We recently ran a project to test the power of a current OCR system to transcribe weather records. The OCR system tested was Parascript FormXtra, operated by WesTech eSolutions Inc.. We tested this system on three different types of document: the printed Indian Daily Weather Reports (sample image), typed log of the USS Farragut (sample image), and handwritten log of USS Jeanette (sample_image). We expected these to be of increasing difficulty (printed easier than typed easier than handwritten).

The OCR system was about 50% successful in reading pressure observations from the documents. This is nothing like good enough (manual methods are about 99% successful), but the test did identify opportunities for improvement.
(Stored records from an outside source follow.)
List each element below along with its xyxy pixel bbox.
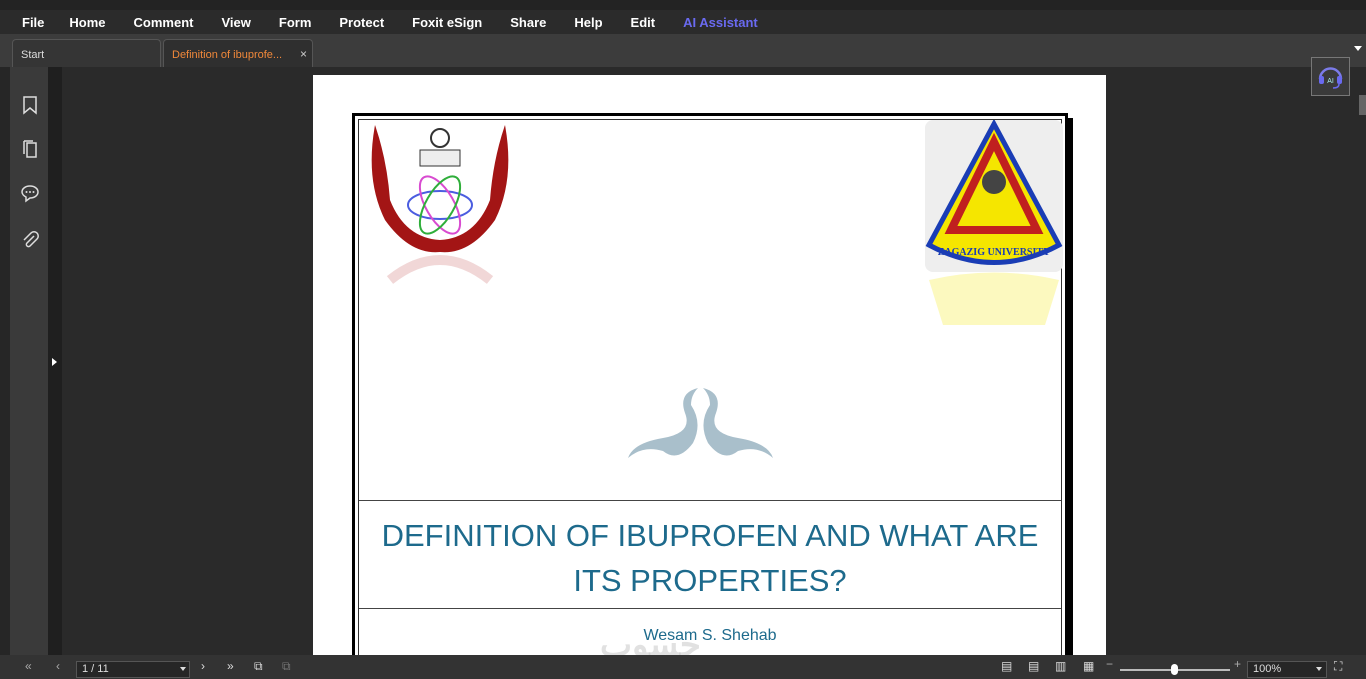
scrollbar-thumb[interactable] [1359, 95, 1366, 115]
svg-text:ZAGAZIG UNIVERSITY: ZAGAZIG UNIVERSITY [938, 247, 1051, 258]
single-page-icon[interactable]: ▤ [1001, 659, 1012, 673]
comment-icon[interactable] [20, 183, 40, 203]
faculty-logo [371, 125, 509, 284]
ai-assistant-button[interactable]: AI [1311, 57, 1350, 96]
menu-ai-assistant[interactable]: AI Assistant [683, 15, 758, 30]
close-icon[interactable]: × [300, 47, 307, 61]
zoom-input[interactable]: 100% [1247, 661, 1327, 678]
continuous-page-icon[interactable]: ▤ [1028, 659, 1039, 673]
tab-document[interactable]: Definition of ibuprofe... × [163, 39, 313, 67]
menu-home[interactable]: Home [69, 15, 105, 30]
next-page-icon[interactable]: › [201, 659, 205, 673]
title-rule-bottom [359, 608, 1061, 609]
page-dropdown-icon[interactable] [180, 667, 186, 674]
menu-view[interactable]: View [221, 15, 250, 30]
rotate-view-icon[interactable]: ⧉ [254, 659, 263, 674]
document-title: DEFINITION OF IBUPROFEN AND WHAT ARE ITS… [381, 518, 1039, 598]
sidebar [10, 67, 48, 655]
menu-share[interactable]: Share [510, 15, 546, 30]
fullscreen-icon[interactable]: ⛶ [1334, 659, 1342, 674]
ornament [628, 388, 773, 458]
menu-bar: File Home Comment View Form Protect Foxi… [0, 10, 1366, 34]
menu-edit[interactable]: Edit [631, 15, 656, 30]
rotate-back-icon[interactable]: ⧉ [282, 659, 291, 674]
page-number-input[interactable]: 1 / 11 [76, 661, 190, 678]
status-bar: « ‹ 1 / 11 › » ⧉ ⧉ ▤ ▤ ▥ ▦ − + 100% ⛶ [0, 655, 1366, 679]
title-rule-top [359, 500, 1061, 501]
zoom-out-icon[interactable]: − [1106, 657, 1113, 671]
facing-page-icon[interactable]: ▥ [1055, 659, 1066, 673]
zoom-slider-handle[interactable] [1171, 664, 1178, 675]
expand-panel-icon[interactable] [52, 358, 61, 366]
menu-help[interactable]: Help [574, 15, 602, 30]
document-author: Wesam S. Shehab [643, 627, 777, 644]
continuous-facing-icon[interactable]: ▦ [1083, 659, 1094, 673]
left-edge [0, 67, 10, 679]
vertical-scrollbar[interactable] [1358, 67, 1366, 655]
zoom-in-icon[interactable]: + [1234, 657, 1241, 671]
bookmark-icon[interactable] [20, 95, 40, 115]
sidebar-gap [48, 67, 62, 655]
zoom-dropdown-icon[interactable] [1316, 667, 1322, 674]
tab-bar: Start Definition of ibuprofe... × [0, 34, 1366, 67]
pdf-page: ZAGAZIG UNIVERSITY DEFINITION OF IBUPROF… [313, 75, 1106, 655]
tab-label: Start [21, 49, 45, 61]
tab-start[interactable]: Start [12, 39, 161, 67]
svg-text:AI: AI [1327, 78, 1334, 85]
title-strip [0, 0, 1366, 10]
pages-icon[interactable] [20, 139, 40, 159]
zagazig-university-logo: ZAGAZIG UNIVERSITY [925, 120, 1063, 325]
page-number: 1 / 11 [82, 663, 109, 675]
menu-protect[interactable]: Protect [339, 15, 384, 30]
headset-icon: AI [1318, 67, 1343, 89]
zoom-value: 100% [1253, 663, 1282, 675]
first-page-icon[interactable]: « [25, 659, 32, 673]
previous-page-icon[interactable]: ‹ [56, 659, 60, 673]
tab-list-dropdown-icon[interactable] [1354, 46, 1362, 55]
menu-comment[interactable]: Comment [134, 15, 194, 30]
attachment-icon[interactable] [20, 230, 40, 250]
menu-file[interactable]: File [22, 15, 44, 30]
last-page-icon[interactable]: » [227, 659, 234, 673]
menu-form[interactable]: Form [279, 15, 312, 30]
menu-foxit-esign[interactable]: Foxit eSign [412, 15, 482, 30]
tab-label: Definition of ibuprofe... [172, 49, 283, 61]
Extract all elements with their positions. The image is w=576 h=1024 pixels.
In particular, the system was almost as good at reading handwriting as print, but varied a lot in success rate between pages from the same source. This suggests that systematic experimentation in image pre-processing (de-skewing, despeckling, contrast enhancement, …) might generate large improvements given only modest effort.
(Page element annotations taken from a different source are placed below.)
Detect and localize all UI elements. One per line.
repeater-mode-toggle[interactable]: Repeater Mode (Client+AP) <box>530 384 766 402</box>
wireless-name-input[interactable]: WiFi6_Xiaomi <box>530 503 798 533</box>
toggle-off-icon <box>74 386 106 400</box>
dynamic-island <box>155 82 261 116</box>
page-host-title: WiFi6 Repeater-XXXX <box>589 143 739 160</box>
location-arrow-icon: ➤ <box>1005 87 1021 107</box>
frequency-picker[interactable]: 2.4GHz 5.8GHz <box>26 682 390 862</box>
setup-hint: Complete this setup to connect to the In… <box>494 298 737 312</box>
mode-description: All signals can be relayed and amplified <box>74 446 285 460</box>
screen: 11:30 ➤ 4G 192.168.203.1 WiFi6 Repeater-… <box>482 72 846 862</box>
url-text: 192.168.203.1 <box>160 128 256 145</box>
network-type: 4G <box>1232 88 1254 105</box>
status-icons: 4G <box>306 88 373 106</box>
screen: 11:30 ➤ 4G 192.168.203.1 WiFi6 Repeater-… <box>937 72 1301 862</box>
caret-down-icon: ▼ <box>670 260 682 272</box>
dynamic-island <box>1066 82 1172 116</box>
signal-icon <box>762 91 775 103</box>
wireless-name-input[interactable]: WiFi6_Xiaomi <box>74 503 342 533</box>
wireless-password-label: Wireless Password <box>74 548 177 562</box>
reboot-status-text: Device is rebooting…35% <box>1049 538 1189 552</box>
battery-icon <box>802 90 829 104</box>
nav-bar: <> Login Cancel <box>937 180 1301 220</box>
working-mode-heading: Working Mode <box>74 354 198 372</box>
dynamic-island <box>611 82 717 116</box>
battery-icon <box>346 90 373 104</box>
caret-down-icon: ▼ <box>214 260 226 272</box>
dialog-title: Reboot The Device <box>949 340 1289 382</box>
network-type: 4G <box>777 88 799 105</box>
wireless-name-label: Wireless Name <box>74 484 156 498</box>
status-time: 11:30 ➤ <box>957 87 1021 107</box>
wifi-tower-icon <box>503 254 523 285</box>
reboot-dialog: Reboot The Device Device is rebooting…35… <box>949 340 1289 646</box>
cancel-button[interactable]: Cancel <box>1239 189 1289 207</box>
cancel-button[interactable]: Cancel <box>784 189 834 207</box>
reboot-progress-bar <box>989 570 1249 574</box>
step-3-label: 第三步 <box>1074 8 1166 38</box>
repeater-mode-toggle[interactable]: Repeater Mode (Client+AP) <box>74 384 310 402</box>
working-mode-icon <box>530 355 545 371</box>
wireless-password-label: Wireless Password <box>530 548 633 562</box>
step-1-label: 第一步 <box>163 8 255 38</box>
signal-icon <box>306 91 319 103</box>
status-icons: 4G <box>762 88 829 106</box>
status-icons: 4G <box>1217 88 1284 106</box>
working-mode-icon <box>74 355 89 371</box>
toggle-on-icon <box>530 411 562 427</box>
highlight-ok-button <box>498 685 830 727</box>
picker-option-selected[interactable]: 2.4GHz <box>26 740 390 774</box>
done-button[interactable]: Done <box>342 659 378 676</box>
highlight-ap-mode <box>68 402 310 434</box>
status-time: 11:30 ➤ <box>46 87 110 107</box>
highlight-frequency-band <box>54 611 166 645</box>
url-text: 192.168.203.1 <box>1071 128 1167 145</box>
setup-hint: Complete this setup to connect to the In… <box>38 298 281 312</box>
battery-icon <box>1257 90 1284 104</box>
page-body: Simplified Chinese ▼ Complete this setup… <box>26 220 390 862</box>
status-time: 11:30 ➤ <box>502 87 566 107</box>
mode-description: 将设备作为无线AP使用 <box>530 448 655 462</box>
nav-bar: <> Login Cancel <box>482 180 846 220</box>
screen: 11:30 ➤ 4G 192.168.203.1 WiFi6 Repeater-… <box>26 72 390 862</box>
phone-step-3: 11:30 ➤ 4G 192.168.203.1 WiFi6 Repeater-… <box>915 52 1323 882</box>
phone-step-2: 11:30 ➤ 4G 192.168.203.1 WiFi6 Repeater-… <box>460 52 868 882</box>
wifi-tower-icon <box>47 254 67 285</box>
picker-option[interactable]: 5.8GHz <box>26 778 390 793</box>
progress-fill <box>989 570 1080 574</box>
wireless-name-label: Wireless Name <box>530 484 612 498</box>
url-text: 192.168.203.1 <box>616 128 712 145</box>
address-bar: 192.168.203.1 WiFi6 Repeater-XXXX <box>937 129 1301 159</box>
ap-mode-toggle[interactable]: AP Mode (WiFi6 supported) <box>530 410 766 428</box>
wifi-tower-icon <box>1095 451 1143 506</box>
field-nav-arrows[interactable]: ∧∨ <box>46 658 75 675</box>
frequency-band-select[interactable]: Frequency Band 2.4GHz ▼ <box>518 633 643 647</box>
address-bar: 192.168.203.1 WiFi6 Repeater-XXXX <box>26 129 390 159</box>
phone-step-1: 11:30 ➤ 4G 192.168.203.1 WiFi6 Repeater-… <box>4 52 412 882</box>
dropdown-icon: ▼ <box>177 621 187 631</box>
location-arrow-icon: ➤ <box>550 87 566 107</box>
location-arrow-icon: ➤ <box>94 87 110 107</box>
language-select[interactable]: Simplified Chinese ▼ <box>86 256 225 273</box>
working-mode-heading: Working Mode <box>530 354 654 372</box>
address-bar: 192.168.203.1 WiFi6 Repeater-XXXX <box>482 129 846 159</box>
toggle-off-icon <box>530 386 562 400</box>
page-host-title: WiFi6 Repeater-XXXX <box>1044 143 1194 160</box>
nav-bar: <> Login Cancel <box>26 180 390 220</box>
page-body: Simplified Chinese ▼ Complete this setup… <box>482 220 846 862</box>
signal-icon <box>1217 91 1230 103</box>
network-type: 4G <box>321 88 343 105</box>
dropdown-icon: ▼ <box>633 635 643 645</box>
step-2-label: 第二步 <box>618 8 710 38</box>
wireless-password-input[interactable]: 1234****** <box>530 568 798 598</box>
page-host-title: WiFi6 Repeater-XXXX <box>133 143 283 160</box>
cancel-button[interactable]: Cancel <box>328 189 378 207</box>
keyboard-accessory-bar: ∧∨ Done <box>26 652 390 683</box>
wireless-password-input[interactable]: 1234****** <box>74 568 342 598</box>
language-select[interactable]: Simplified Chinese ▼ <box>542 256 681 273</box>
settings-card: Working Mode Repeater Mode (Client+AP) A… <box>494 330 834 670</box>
Document transcription is not a climate-specific problem - it is valuable to many fields, so the absence of much serious research in the area is strange. This does mean that any work we did in this area would both be very valuable, and might get other researchers interested. (We are talking to Transkribus but so far nothing has come of this).

We should encourage research in this area, and in particular we should provide some benchmark datasets: collections of log page images with known transcriptions - so people writing auto-transcription tools can test their accuracy (benchmark datasets like MNIST and ImageNet have been very successful in driving development). Our existing data rescue projects are obvious sources for these, and we have already made one such dataset.

Costs and efficiency

These are estimated costs for a hypothetical project - suppose we re-ran oldWeather using WesTech’s method. What would it cost and how long would it take?

Software cost is given as $0.051/page (£13,600 for 350,000 pages). But there is also a setup cost (about 1 working week for each document type). WesTech cost this at $15,000/type though it might be possible to do this more cheaply. With the rather arbitrary assumption that 5 different document types are required for a project of this size, that’s £57,000.


Date run Not Yet
observations rescued 7,000,000
Elapsed time 6 weeks (0.01 minutes)
Financial cost (per ob.) £70,000 (£0.01)
Effort required (per ob.) 0.1 person years (0.001 person minutes)

There is currently no point in such a project, as the recognition accuracy is too poor. But if we could improve the accuracy, then this technique would be much faster, much cheaper, and much less work than any manual approach. Though the financial cost is not necessarily much lower than citizen science approaches, this approach is so much faster that it’s quite different in what it could achieve.

Lessons learned

  • OCR is not yet accurate enough to be used.
  • OCR is fast and cheap enough to remove transcription as a problem - other parts of the data rescue process (imaging and analysis) would become the rate and resource limiting steps.
  • Reading the text is not the main problem - handwritten documents do not do much worse than printed. The core difficulty is the layout analysis - finding the text to be read on the page.
  • We found success rates to be very variable from page to page. Researching what it is about the successful pages that makes them so, seems likely to produce large improvements in overall accuracy.
  • We should persue, and encourage, research on automated transcription tools for the document types we are interested in.